Bapak, Dengarkanlah Aku Ingin Berjumpa
Suatu pagi yang menggairahkan di Kendari, seorang kenalan
baru menyarankan saya untuk menulis tentang bapak saya. Teman baru ini adalah
Andreas Harsono, seorang journalis yang senang untuk berbagi ilmu menulis
kepada penulis pemula. Saya sedang mengikuti pelatihan menulis yang dia berikan
untuk wartawan dan aktivis lingkungan di Kendari saat itu. Saat itu tahun 2006,
sepulang dari kami melakukan perjalanan menjelajahi kota wakatobi. Saya sedang
berbulan madu sambil menemani suami bekerja dan Mas Andreas bersama Norman, anak
laki-lakinya ikut dalam rombongan wartawan yang meliput kegiatan di wakatobi.
“Mengapa kamu tidak menulis tentang ayahmu? Saya yakin ada
banyak kenangan yang mengendap dan pasti banyak cerita yang bisa disampaikan.
Cobalah” saya coba meraba mengingat kata-katanya.
Enam tahun setelah itu, saya baru mewujudkan saran itu. Saya
ingin menulis kenangan tentang bapak saya. I Wayan Suteja. Sebenarnya, ada
judul lain didepan namanya, Drs – Dokterandus. Menandakan dia telah
menyelesaikan pendidikan sarjana. Di Banjar saya, seorang teman dekat bapak
yang kemudian beralih menjadi ‘musuh’ ideologi bapak, masih awet menyandang BA
(bachelor) karena dia tidak lulus sarjana.

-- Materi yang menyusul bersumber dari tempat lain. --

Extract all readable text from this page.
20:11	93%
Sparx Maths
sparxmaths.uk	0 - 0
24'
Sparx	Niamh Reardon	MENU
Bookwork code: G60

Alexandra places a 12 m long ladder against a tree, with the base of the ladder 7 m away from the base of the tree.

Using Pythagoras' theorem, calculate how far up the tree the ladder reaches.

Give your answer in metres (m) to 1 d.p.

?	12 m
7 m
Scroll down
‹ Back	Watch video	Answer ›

Bapak, adalah seorang bapak yang hangat. Saat dia
menyediakan waktu untuk anaknya, dia benar-benar melakukannya. Tidak seperti
ibu. Ibu sering selalu ada dirumah, terlihat menemani main tetapi sambil
memasak, mencuci, menyapu. Saya dan Diah, selalu menunggu saat bermain ombak ke
pantai. pantai dari rumah kami berjarak 5 kilometer, saat itu terasa jauh
karena radius bermain kami tidak sampai 1 kilometer dari rumah. Saat kecil,
diajak kepantai adalah kemewahan tiada terkira. Sungguh sangat mewah, ketika
satu hari bapak mengajak kami mandi di pantai Kuta. Saya ingat, kala itu kami
naik Vespa dari Sukawati. Diah tidak berminat mandi di Kuta, jadi dia memilih
membeli bibit pohon cemara untuk dipelihara dirumah. Bapak membeli kaca mata
hitam, saya ingat harganya Rp. 3000 dan saya membeli celana dalam untuk ganti. Saat
itu, kami harus parkir jauh sebelum masuk ke pantai Kuta. Pantai Kuta dalam
ingatan saya tidak seperti sekarang. Agak jauh jalan dari tempat kami parkir
Vespa untuk menyentuh bibir pantai berpasir. Dari bibir pantai agak jauh juga
untuk menyentuh air laut. Sama seperti di pantai Purnama di Sukawati, pantainya
yang saya kenali saat kecil sangat luas dan rimbun pohon kelapa. Sekarang terancam
abrasi. Saat itu masih ada beberapa karang dipinggir pantai Kuta. Dua orang
anak seumuran saya, 7 tahunan, ikut berenang. Bedanya mereka sudah pakai baju
renang.
Bapak adalah seorang Pelukis. Bapak lulusan Sekolah Menengah
Seni Rupa di Ubud. Gaya lukisan bapak adalah gaya Ubud yang menggambarkan
kehidupan tradisional masyarakat Bali. Temanya pasar, dan kehidupan pedesaan. Terkadang
juga bapak membuat lukisan burung-burung dengan gaya Pengosekan. Bapak memulai
ritual melukisnya dengan sketsa pensil. Pensil diorat oret untuk membuat tema
dan membuat ruang. Setelah itu, dipercantik dengan tinta cina. Saya sering
membantu bapak untuk membuat adonan tinta cina. Batangan tinta digosok dengan
air sampai pekat. Satu hari bapak gembira luar biasa karena bisa membeli pulpen
‘Rotring’, penemuan hebat kala itu untuk menebalkan garis tepi lukisan. Sesekali
bapak membiarkan saya dan Diah untuk mencorat coret sketsanya. Atau ketika
suatu kali, kami asal mencoret kanvas tanpa izin, bapak tidak marah. Hanya menggosok-gosok
rambut kami. Kata ibu, bapak ‘menitip’kan lukisan-lukisan itu pada seorang
temannya di Ubud. Entah laris atau tidak, yang ada setiap hari kami makan
dengan menu yang sama, pindang dan sayur bayam yang dipetik ibu setiap sore
dipinggir kali.
Selain melukis, bapak adalah menguasai seni yang lain. bapak
aktif membuat pementasan drama tari di Bale Banjar. Didalam drama tari itu, dia
juga berperan sebagai raja manis. Raja manis adalah peran protagonis yang
selalu dianiaya oleh raja buduh- peran antagonis. Ketika pementasan, bapak
sebagai raja manis mau dibunuh oleh raja buduh, ditengah orang sedang terhanyut
dalam emosi sedih, Diah adik saya berteriak: jangan bunuh bapak saya, bapak..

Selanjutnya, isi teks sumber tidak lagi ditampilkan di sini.